Hollywood Reporter, by Frank Scheck, July 11-13, 2003

Press Links

Awards

Grand Jury Prize, Slamdance Film Festival, 2002

Audience Award, Avignon/New York Film Festival, 2002

IFP “Someone to Watch” Spirit Award, 2003 (nominee)

Plot Summary

Mendy, an alienated and distracted rabbinical student, is called into his rabbi’s study. The rabbi, quoting an obscure Talmudic passage, suggests that Mendy clear his head by visiting a prostitute. At a Tel Aviv brothel, he meets Sasha, a nineteen-year-old prostitute from Russia. Mendy becomes obsessed with Sasha, following her to a party in Jerusalem where Mike, another Sasha client, owns a bar.

Mike, a former war photographer from America, owns “Mike’s Place,” a Jerusalem dive bar where Jews and Arabs drink side by side. Mike becomes a mentor to Mendy, even hiring him to bartend at his pub. There, Mendy meets Razi, an Arab wheeler and dealer, and the Exterminator, an M-16-weilding, American-born Jewish settler.

Mike’s motives in befriending Mendy are unclear. He and Razi have a package stored at a Bedouin tent compound in the West Bank that they need smuggled into Israel proper. We assume that package contains drugs. The naïve Mendy, with his earlocks and yarmulke, is the perfect mule. Soldiers at the checkpoints rarely inspect Orthodox travelers.

After delivering Mike and Razi’s package to Jerusalem, Mendy puts Sasha in a taxi to Tel Aviv. Back in Tel Aviv, Sasha unexpectedly encounters her former piano teacher at the brothel. Shaken, Sasha decides to join Mendy and Mike in Jerusaelm.

With both finding refuge at Mike’s East Jerusalem house, the relationship between Mendy and Sasha intensifies. All is well until Mendy’s rabbi shows up at “Mike’s Place.” The rabbi offers Mendy an ultimatum—return home within a week or he’ll tell Mendy’s parents what he’s been up to. As Mendy’s mother is American, Mendy and Sasha decide to use his American passport and her earnings to start a new life in Florida. But first Sasha must return to Tel Aviv to get her passport, being held ransom by her employers.
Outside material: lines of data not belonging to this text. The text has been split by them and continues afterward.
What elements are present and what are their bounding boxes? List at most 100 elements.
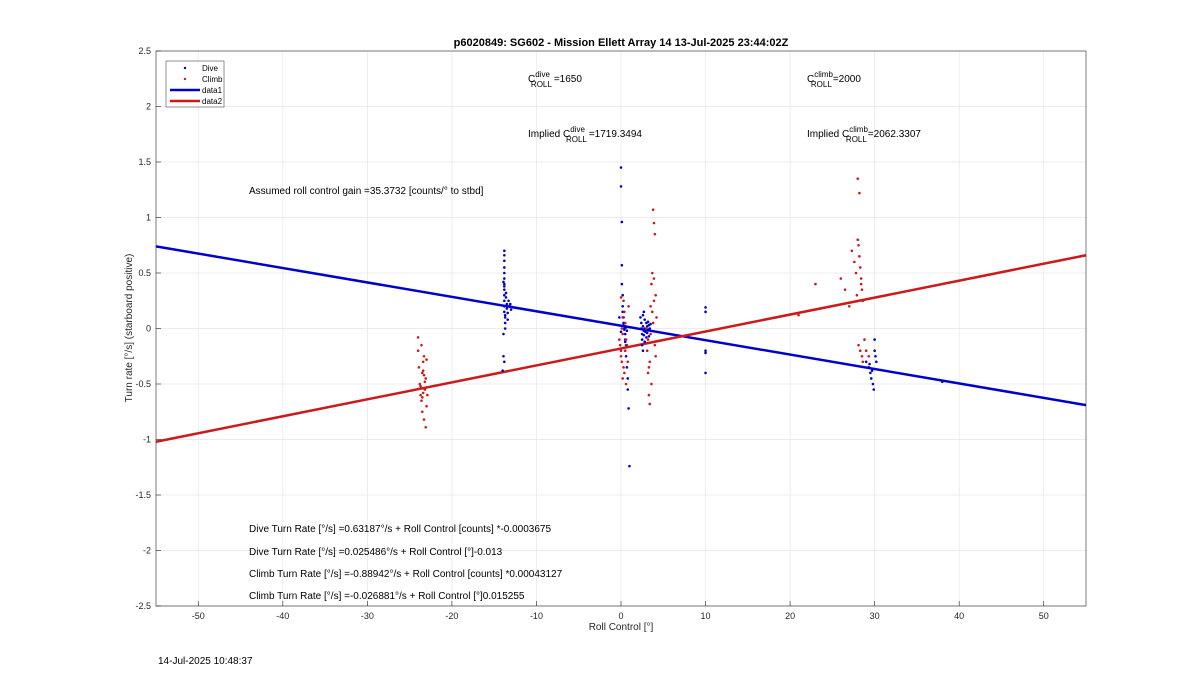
point-dive [870,369,874,372]
point-dive [642,310,646,314]
point-climb [626,360,630,364]
point-dive [625,366,629,369]
y-tick-label: -2.5 [135,601,151,611]
point-climb [624,338,628,341]
implied-climb-value: =2062.3307 [868,129,922,140]
point-dive [503,316,507,319]
point-dive [503,249,506,253]
point-climb [654,293,657,297]
implied-dive-value: =1719.3494 [589,129,643,140]
point-climb [856,177,860,180]
point-climb [855,293,859,297]
point-climb [619,354,623,358]
point-dive [704,306,707,309]
point-dive [645,336,648,339]
point-dive [641,349,645,353]
x-tick-label: 50 [1039,611,1049,621]
point-climb [647,366,651,369]
point-climb [421,410,424,414]
point-climb [843,288,847,291]
legend-dive-label: Dive [202,64,219,73]
y-tick-label: 0.5 [138,268,151,278]
point-dive [504,291,508,295]
point-climb [649,305,652,308]
legend: Dive Climb data1 data2 [165,60,225,108]
point-climb [652,221,656,225]
point-climb [417,366,421,369]
point-dive [648,327,652,330]
point-climb [627,305,630,308]
point-climb [421,391,425,395]
fit-lines [155,245,1087,443]
point-climb [623,349,627,353]
y-tick-label: -0.5 [135,379,151,389]
implied-c-roll-climb-annotation: Implied Cclimb ROLL=2062.3307 [807,125,921,144]
point-climb [618,343,622,347]
point-dive [626,377,630,380]
point-climb [651,321,655,325]
point-climb [420,399,423,402]
fit-line-data1 [155,245,1087,407]
point-dive [864,360,868,364]
point-climb [623,310,626,314]
x-tick-label: -50 [192,611,205,621]
point-dive [503,259,506,263]
point-climb [422,418,426,421]
c-dive-value: =1650 [554,74,583,85]
point-dive [643,318,646,321]
point-dive [505,307,509,310]
point-dive [627,407,630,410]
point-climb [853,260,856,264]
point-dive [623,332,627,336]
point-climb [861,360,865,364]
point-climb [861,299,865,303]
c-roll-climb-annotation: Cclimb ROLL=2000 [807,70,861,89]
point-dive [874,354,877,358]
point-dive [508,302,512,306]
point-climb [856,238,860,241]
point-dive [940,380,944,384]
point-climb [424,425,428,429]
point-dive [869,377,873,380]
legend-data1-label: data1 [202,86,223,95]
legend-box [165,60,225,108]
point-dive [643,340,646,344]
equation-dive-degrees: Dive Turn Rate [°/s] =0.025486°/s + Roll… [249,547,503,558]
point-dive [619,185,623,188]
point-climb [847,305,851,308]
point-climb [650,282,653,286]
y-tick-label: -2 [143,546,151,556]
scatter-points [416,166,944,468]
point-dive [620,282,624,286]
y-tick-label: 2.5 [138,46,151,56]
point-dive [704,351,707,355]
point-dive [622,323,625,327]
print-timestamp: 14-Jul-2025 10:48:37 [158,656,253,667]
point-dive [704,349,707,353]
point-climb [651,208,655,212]
point-climb [423,388,427,391]
point-dive [872,388,876,391]
point-climb [858,191,861,195]
y-axis-ticks: -2.5 -2 -1.5 -1 -0.5 0 0.5 1 1.5 2 2.5 [135,46,161,611]
point-dive [506,318,510,321]
point-dive [503,293,506,297]
point-climb [646,371,650,375]
point-dive [620,263,624,267]
point-dive [502,280,505,284]
point-climb [622,299,625,303]
y-tick-label: 1 [146,213,151,223]
point-dive [867,366,871,369]
point-climb [424,377,428,380]
c-climb-sub: ROLL [811,80,832,89]
point-climb [622,366,625,369]
point-climb [621,377,624,380]
point-dive [645,331,649,335]
y-tick-label: 0 [146,324,151,334]
point-dive [640,338,644,341]
point-climb [858,255,861,258]
x-tick-label: 10 [701,611,711,621]
point-climb [652,277,656,280]
point-dive [504,296,508,299]
point-dive [503,288,506,291]
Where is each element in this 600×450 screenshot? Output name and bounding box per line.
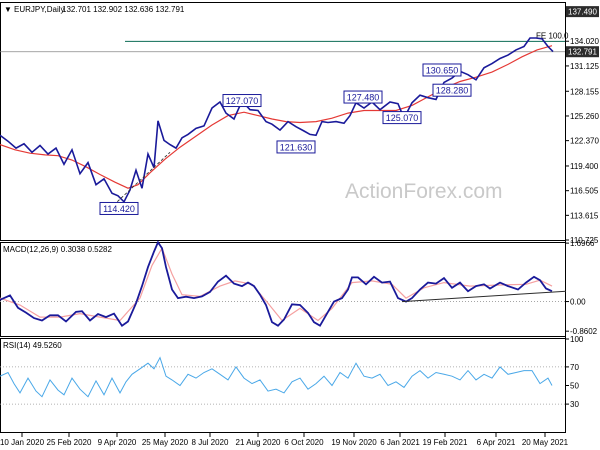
- x-tick-label: 9 Apr 2020: [98, 438, 137, 447]
- chart-symbol: EURJPY,Daily: [14, 5, 65, 14]
- watermark: ActionForex.com: [345, 180, 503, 203]
- price-tick-label: 125.260: [570, 112, 599, 121]
- price-callout-box: [276, 140, 316, 154]
- price-callout: 130.650: [422, 63, 462, 77]
- price-callout: 121.630: [276, 140, 316, 154]
- price-line: [0, 37, 554, 204]
- current-price-tag-label: 132.791: [568, 48, 597, 57]
- price-callout: 127.480: [343, 90, 383, 104]
- rsi-tick-label: 50: [570, 382, 579, 391]
- price-callout-label: 121.630: [280, 142, 313, 152]
- rsi-indicator-label: RSI(14) 49.5260: [3, 341, 62, 350]
- fe-level-label: FE 100.0: [536, 31, 569, 40]
- rsi-tick-label: 30: [570, 400, 579, 409]
- price-tick-label: 113.615: [570, 211, 599, 220]
- price-callout-label: 130.650: [426, 65, 459, 75]
- price-tick-label: 122.370: [570, 137, 599, 146]
- price-tick-label: 119.400: [570, 162, 599, 171]
- price-tick-label: 116.505: [570, 187, 599, 196]
- price-callout-label: 114.420: [103, 204, 135, 214]
- price-callout: 114.420: [99, 201, 139, 215]
- price-callout-box: [422, 63, 462, 77]
- x-tick-label: 19 Nov 2020: [331, 438, 377, 447]
- price-tick-label: 128.155: [570, 87, 599, 96]
- macd-plot: 1.6966 0.00 -0.8602: [0, 239, 598, 336]
- x-tick-label: 10 Jan 2020: [0, 438, 45, 447]
- x-tick-label: 25 Feb 2020: [47, 438, 92, 447]
- top-price-tag-box: [566, 6, 599, 18]
- macd-panel: [0, 242, 566, 337]
- top-price-tag: 137.490: [566, 6, 599, 18]
- price-plot: 137.490 134.020 131.125 128.155 125.260 122.3…: [0, 6, 599, 245]
- price-callout-box: [343, 90, 383, 104]
- current-price-tag: 132.791: [566, 46, 599, 58]
- price-tick-label: 131.125: [570, 62, 599, 71]
- x-tick-label: 21 Aug 2020: [236, 438, 281, 447]
- top-price-tag-label: 137.490: [568, 8, 597, 17]
- price-tick-label: 134.020: [570, 37, 599, 46]
- macd-trend-line: [401, 290, 567, 303]
- macd-tick-label: -0.8602: [570, 327, 598, 336]
- rsi-tick-label: 70: [570, 363, 579, 372]
- collapse-icon[interactable]: ▼: [4, 5, 12, 14]
- support-dashed-line: [109, 151, 171, 209]
- chart-ohlc: 132.701 132.902 132.636 132.791: [62, 5, 185, 14]
- price-callout-label: 127.480: [347, 93, 380, 103]
- rsi-panel: [0, 338, 566, 433]
- macd-tick-label: 1.6966: [570, 239, 595, 248]
- price-callout-label: 127.070: [226, 96, 259, 106]
- rsi-plot: 100 70 50 30: [0, 335, 584, 409]
- macd-indicator-label: MACD(12,26,9) 0.3038 0.5282: [3, 245, 113, 254]
- x-tick-label: 6 Apr 2021: [477, 438, 516, 447]
- x-tick-label: 25 May 2020: [142, 438, 189, 447]
- price-callout-box: [99, 201, 139, 215]
- price-callout: 128.280: [432, 83, 472, 97]
- x-tick-label: 20 May 2021: [522, 438, 569, 447]
- moving-average-line: [0, 45, 553, 189]
- price-callout-box: [382, 111, 422, 125]
- price-callout: 127.070: [222, 94, 262, 108]
- x-tick-label: 6 Jan 2021: [380, 438, 420, 447]
- price-callout-box: [432, 83, 472, 97]
- x-tick-label: 8 Jul 2020: [192, 438, 229, 447]
- price-tick-label: 110.725: [570, 236, 599, 245]
- rsi-tick-label: 100: [570, 335, 584, 344]
- price-callout-label: 125.070: [386, 113, 419, 123]
- rsi-line: [0, 356, 553, 398]
- x-axis: 10 Jan 2020 25 Feb 2020 9 Apr 2020 25 May 2…: [0, 433, 569, 447]
- macd-tick-label: 0.00: [570, 298, 586, 307]
- price-callout-box: [222, 94, 262, 108]
- price-callout: 125.070: [382, 111, 422, 125]
- price-callout-label: 128.280: [436, 86, 469, 96]
- current-price-tag-box: [566, 46, 599, 58]
- x-tick-label: 19 Feb 2021: [423, 438, 468, 447]
- x-tick-label: 6 Oct 2020: [284, 438, 324, 447]
- macd-line: [0, 240, 553, 327]
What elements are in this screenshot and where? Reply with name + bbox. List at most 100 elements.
With Sasha in Tel Aviv, Razi and the Exterminator try to convince Mendy that Sasha is using him, that she’s only after his American passport.

And then there’s the question of the smuggled package. Does it simply contain drugs or could it be connected to the spate of bus bombings terrorizing Jerusalem? As Mike counsels Mendy, “There’s no return flight from Jerusalem. I’m afraid it’s a one way ticket.”